In Albania, boza has traditionally been produced in the region of Kukes, in the northeastern part of the country. It consists of four ingredients: corn (maize) flour, wheat flour, sugar and water. The Albanian boza differs from boza produced in other regions, as the main ingredient of it is corn, while in other countries, such as in Turkey, Bulgaria, and Macedonia, the main component is usually either bulgur, millet, barley or chick peas. Albanian boza has a creamy light yellow colour and it is rather thick in consistency. After bottling, boza should be stored in a temperature of 2-3 degrees C. In these conditions, the drink can be preserved up to a month. Boza should not be allowed to freeze.

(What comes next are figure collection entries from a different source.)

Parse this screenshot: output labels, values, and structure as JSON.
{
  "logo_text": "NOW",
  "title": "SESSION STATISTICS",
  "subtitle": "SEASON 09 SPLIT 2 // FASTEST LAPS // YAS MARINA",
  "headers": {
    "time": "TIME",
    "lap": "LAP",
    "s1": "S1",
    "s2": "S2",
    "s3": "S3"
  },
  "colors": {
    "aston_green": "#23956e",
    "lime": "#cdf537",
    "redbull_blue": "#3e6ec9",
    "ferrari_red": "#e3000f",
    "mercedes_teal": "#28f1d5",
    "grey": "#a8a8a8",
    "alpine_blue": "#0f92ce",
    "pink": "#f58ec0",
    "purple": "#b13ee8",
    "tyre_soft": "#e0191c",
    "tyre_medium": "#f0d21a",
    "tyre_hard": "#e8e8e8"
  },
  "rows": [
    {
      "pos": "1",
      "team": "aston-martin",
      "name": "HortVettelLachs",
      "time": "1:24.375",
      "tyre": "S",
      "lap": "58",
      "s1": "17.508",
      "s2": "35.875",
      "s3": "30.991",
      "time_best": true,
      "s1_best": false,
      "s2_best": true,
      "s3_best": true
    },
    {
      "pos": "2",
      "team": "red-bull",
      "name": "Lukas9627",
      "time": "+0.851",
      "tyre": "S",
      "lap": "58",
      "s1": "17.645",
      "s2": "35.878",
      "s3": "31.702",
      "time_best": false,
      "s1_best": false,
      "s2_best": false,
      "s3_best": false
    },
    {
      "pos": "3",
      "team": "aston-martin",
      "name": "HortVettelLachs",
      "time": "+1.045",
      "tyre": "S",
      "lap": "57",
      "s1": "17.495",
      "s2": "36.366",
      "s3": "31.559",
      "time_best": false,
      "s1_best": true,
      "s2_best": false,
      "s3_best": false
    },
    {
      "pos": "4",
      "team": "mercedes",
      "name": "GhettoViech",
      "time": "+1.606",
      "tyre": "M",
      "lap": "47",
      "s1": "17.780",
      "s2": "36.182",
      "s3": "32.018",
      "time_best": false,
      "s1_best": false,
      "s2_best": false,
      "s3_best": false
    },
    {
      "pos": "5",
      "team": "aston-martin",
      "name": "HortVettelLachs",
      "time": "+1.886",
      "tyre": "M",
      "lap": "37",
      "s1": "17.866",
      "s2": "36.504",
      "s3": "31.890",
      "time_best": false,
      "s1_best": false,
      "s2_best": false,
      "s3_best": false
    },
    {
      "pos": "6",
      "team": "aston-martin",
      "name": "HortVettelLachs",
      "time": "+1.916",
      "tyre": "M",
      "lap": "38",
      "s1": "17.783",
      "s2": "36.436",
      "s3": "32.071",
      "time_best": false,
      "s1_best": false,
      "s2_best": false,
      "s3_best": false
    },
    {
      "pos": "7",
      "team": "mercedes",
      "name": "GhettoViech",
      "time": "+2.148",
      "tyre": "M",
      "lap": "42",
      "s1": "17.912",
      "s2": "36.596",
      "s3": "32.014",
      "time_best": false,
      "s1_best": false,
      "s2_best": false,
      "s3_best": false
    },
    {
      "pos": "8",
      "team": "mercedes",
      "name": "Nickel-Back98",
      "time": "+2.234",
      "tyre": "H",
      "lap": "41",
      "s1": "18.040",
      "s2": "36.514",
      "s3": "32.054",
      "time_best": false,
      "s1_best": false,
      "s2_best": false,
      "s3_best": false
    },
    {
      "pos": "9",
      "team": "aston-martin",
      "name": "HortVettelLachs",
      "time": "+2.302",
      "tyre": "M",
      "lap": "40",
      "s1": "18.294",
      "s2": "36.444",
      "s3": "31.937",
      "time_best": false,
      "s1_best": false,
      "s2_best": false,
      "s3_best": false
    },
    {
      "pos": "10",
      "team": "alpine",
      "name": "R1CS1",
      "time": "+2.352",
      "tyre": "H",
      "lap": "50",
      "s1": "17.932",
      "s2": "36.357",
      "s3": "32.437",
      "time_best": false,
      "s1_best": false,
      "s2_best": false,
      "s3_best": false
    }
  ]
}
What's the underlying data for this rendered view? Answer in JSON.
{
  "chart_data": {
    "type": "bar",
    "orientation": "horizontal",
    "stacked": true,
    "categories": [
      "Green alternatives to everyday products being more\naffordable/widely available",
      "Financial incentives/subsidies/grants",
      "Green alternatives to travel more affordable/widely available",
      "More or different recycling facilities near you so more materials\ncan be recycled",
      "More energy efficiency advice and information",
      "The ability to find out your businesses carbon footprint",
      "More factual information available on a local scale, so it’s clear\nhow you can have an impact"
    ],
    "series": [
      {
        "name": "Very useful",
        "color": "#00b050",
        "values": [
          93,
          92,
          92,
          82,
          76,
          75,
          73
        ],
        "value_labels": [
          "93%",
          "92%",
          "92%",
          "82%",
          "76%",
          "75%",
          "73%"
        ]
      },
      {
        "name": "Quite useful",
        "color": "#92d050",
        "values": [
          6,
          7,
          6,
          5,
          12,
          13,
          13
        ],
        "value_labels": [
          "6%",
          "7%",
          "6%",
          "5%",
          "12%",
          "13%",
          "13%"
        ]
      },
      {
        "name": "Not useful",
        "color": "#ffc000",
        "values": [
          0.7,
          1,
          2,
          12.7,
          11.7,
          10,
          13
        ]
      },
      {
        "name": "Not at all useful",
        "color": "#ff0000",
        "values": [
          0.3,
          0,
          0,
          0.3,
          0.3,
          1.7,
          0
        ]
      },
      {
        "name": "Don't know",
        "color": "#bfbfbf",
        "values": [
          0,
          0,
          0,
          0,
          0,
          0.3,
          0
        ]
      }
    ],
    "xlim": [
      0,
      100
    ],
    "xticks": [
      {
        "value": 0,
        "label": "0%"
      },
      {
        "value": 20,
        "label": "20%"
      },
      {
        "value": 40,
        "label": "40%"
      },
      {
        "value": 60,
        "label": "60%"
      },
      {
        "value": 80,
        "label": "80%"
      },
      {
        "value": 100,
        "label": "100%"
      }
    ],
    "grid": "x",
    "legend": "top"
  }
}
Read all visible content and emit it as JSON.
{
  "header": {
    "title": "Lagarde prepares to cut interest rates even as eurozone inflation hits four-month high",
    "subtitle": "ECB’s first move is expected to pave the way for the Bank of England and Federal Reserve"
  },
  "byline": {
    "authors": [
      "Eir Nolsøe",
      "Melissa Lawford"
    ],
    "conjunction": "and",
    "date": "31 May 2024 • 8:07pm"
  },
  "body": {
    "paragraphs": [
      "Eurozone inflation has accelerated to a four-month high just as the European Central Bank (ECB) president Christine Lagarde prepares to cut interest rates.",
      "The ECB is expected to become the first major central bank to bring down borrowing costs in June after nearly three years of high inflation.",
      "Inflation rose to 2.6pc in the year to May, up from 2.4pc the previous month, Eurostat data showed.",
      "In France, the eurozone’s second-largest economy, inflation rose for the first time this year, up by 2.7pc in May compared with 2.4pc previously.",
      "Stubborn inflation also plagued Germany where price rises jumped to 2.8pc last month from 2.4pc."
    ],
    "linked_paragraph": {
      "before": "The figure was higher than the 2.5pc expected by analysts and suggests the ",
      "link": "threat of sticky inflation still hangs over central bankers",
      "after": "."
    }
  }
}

Boza has been found to have several health benefits: the drink helps to balance blood pressure, to increase milk production in lactating women and to facilitate digestion. The drink is a valuable nutrient to physically active people, as it contains vitamins A, C, E and four types of vitamin B. Boza is especially suitable for vegetarians and vegans, as it is entirely plant-based and a good source of vitamins and thus constitutes a good substitute for dairy-based drinks. With the accession of Bulgaria in the EU, boza is increasingly being introduced to the EU and sometimes advertised as a drink which enlarges women's breasts. However, this information is controversial and has not been scientifically proved.
After the fall of communism in Albania in 1990, boza lost its popularity in the southern part of Albania. Up to 2003, until the establishment of the Pacara Boza enterprise in Tirana, the drink was produced only in very small quantities in the capital. Today, boza has regained its popularity in Tirana, as it is sold in the majority of the city's grocery stores.